Organisation and regulation of parasitism-associated genomic islands

It is estimated that at least 40% of animals have a parasitic lifestyle. Parasites contribute to a huge global disease burden, for example, soil-transmitted helminths such as Strongyloides parasites, infect 1.5 billion people globally. Investigating the genomic and genetic basis of parasitism is important for understanding the fundamental principles of what makes a parasite a parasite and the evolution of parasitism. Furthermore, understanding how the genes involved in parasitism are regulated and organised can inform the development of control strategies and treatments for parasite infections. We have discovered that genes important for parasitism are physically arranged in clusters or 'parasitism-associated genomic islands' (PGIs) in the genome. Organisation of these genes into PGIs is likely to be important in rapidly turning on these genes during infection. This is important for the parasite so that it can rapidly respond to, and survive in, the harsh environment of its host. In this project we will investigate PGIs in a parasitic worm which infects the gut of mammals. We aim to investigate the common features and differences of PGIs across several different species of closely related gut worm parasites (Strongyloides spp.) to identify features in PGIs that are shared or different. We will use DNA and RNA sequencing to generate data to carry out this aim. We will also carry out experiments to explore how PGIs are regulated. We will look for specific signatures associated with histone proteins, which are involved in packaging DNA sequences, to establish if PGIs are precisely regulated by histone proteins during parasitism. We will also use a technology called Hi-C to see how different parts of the genome interact with each other during parasitism and how these interactions relate to PGIs. Finally, we have discovered that RNA molecules that don't code for proteins are also located in PGIs and these molecules are known to be important for regulating genes that are in close proximity. We will use an improved method to sequence and identify these non-coding RNA molecules, and investigate if they are involved in turning the genes on or off in PGIs.

Soil-transmitted helminths (STH), such as Strongyloides, infect over 1.5 billion people globally and are estimated by the WHO to cause millions of years loss due to disability. We have discovered that genes associated with parasitism are physically clustered in the genome in 'parasitism-associated genomic islands' (PGIs) in the gastrointestinal parasitic nematode Strongyloides ratti. We postulate that the organisation of genes into PGIs is an important feature of parasitic nematode genomes and facilitates transcriptional co-regulation of parasitism-related genes. Few studies have investigated patterns of gene organisation in parasite genomes. Such features are likely fundamental to the genomic basis of parasitism and understanding these 'rules of parasitism' could lead to improved treatment strategies and control mechanisms, for example, by identifying new molecular targets for treatments or vaccine development.

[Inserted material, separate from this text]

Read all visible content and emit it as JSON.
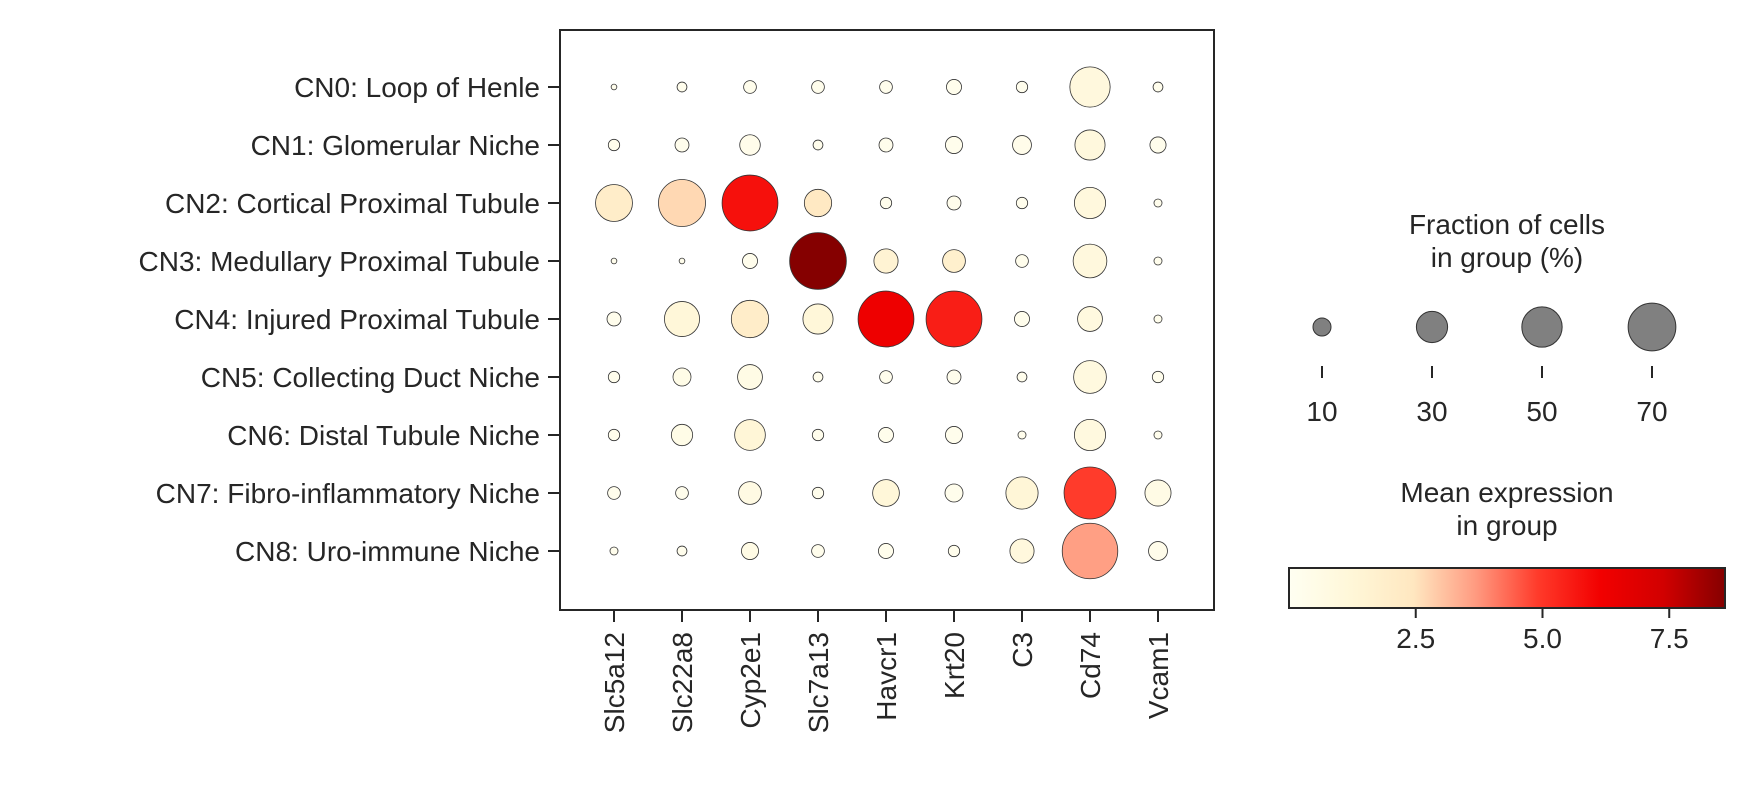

This project will use empirical and bioinformatic approaches to investigate PGIs and their regulation. We hypothesise that PGIs are an important feature of parasitic nematode genomes. We will use long-read genome and transcriptome sequencing to investigate PGIs and PGI-associated features for four Strongyloides parasites and closely related parasitic and free-living nematodes. To investigate how PGIs are regulated we will investigate if changes to 3D chromosome structure and epigenetic markings underscore changes in transcriptional activity at PGIs. Finally, we will investigate if long non-coding RNAs, which are co-localised in PGIs, are involved in regulating PGI activity at the genetic level and if single lncRNAs affect the ability of the parasite to infect a host. Together, the results from this project will determine the precise genomic and genetic features associated with PGIs, and how they are regulated at the chromatin and genetic level.